Put simply, Swimply cannot be singled out for regulation just because they are not mentioned by name in state law for governing vacation rental properties. In principle, the business model and features of an app like this are covered by the allowances made for private property owners who’ve made use of Airbnb or other apps to generate supplemental income off their property.

An Airbnb host in Burlington could in theory offer their entire home for daily rental, including its amenities: kitchen, laundry, ping pong tables and an outdoor pool, with no interference. That property could see an equal number of guests per week as a Swimply listing, but the only difference is that the Airbnb guests would also be utilizing overnight accommodations in addition to a swimming pool.

Why would it be the business of public health regulators to police backyard swimming, but only for people who will be there for an hour or two as opposed to overnight? This is the question that regulators in Orange County have yet to contend with, and the issue remains unresolved at the expense of homeowners and sharing app users who want to enjoy private pool access during a summer that promises extreme heat statewide. Either the state of North Carolina believes in private property rights and a level playing field for innovation, or it doesn’t.

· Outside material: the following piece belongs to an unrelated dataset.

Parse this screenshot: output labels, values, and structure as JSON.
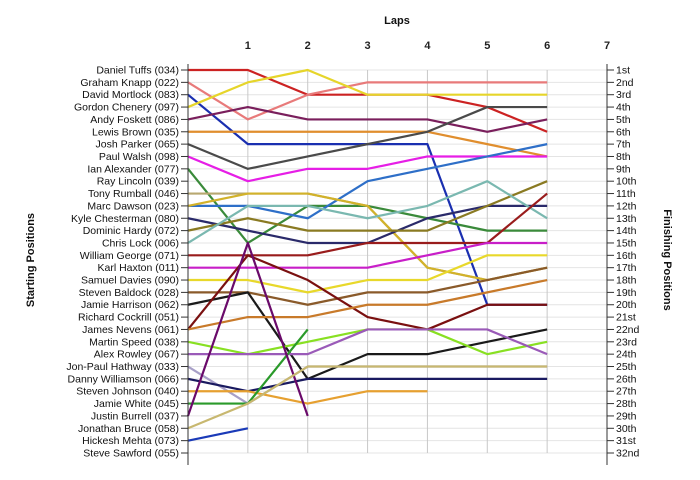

North Carolina has a workable framework in place for the sharing economy in the longstanding Vacation Rental Act, but it’s going to have to be either modified or supplemented by new legislation to add clarity for property owners and consumers alike who enjoy innovations in the sharing economy. Senate Bill 667 stands as one such piece of legislation that could bring an end to the harassment of North Carolina homeowners by misguided health department officials. The bill, championed by state Sen. Tim Moffitt (R-Henderson, Polk and Rutherford), would in essence preempt localities from banning short-term rentals or imposing onerous costs to listing private property.

No doubt, the measure presents a clash of values for its Republican backers, who on the one hand tend to favor local control as opposed to dictates from Raleigh about how towns should be managed. However, the competing value — that of property rights protected under state law — makes SB 667 a worthwhile consideration for conflicted lawmakers.

Whether it’s SB 667 or something new in a coming legislative session, the legislature owes North Carolinians clarity about their right to rent private property, whether it be backyards, pools, hot tubs, spare rooms or whole single-family homes.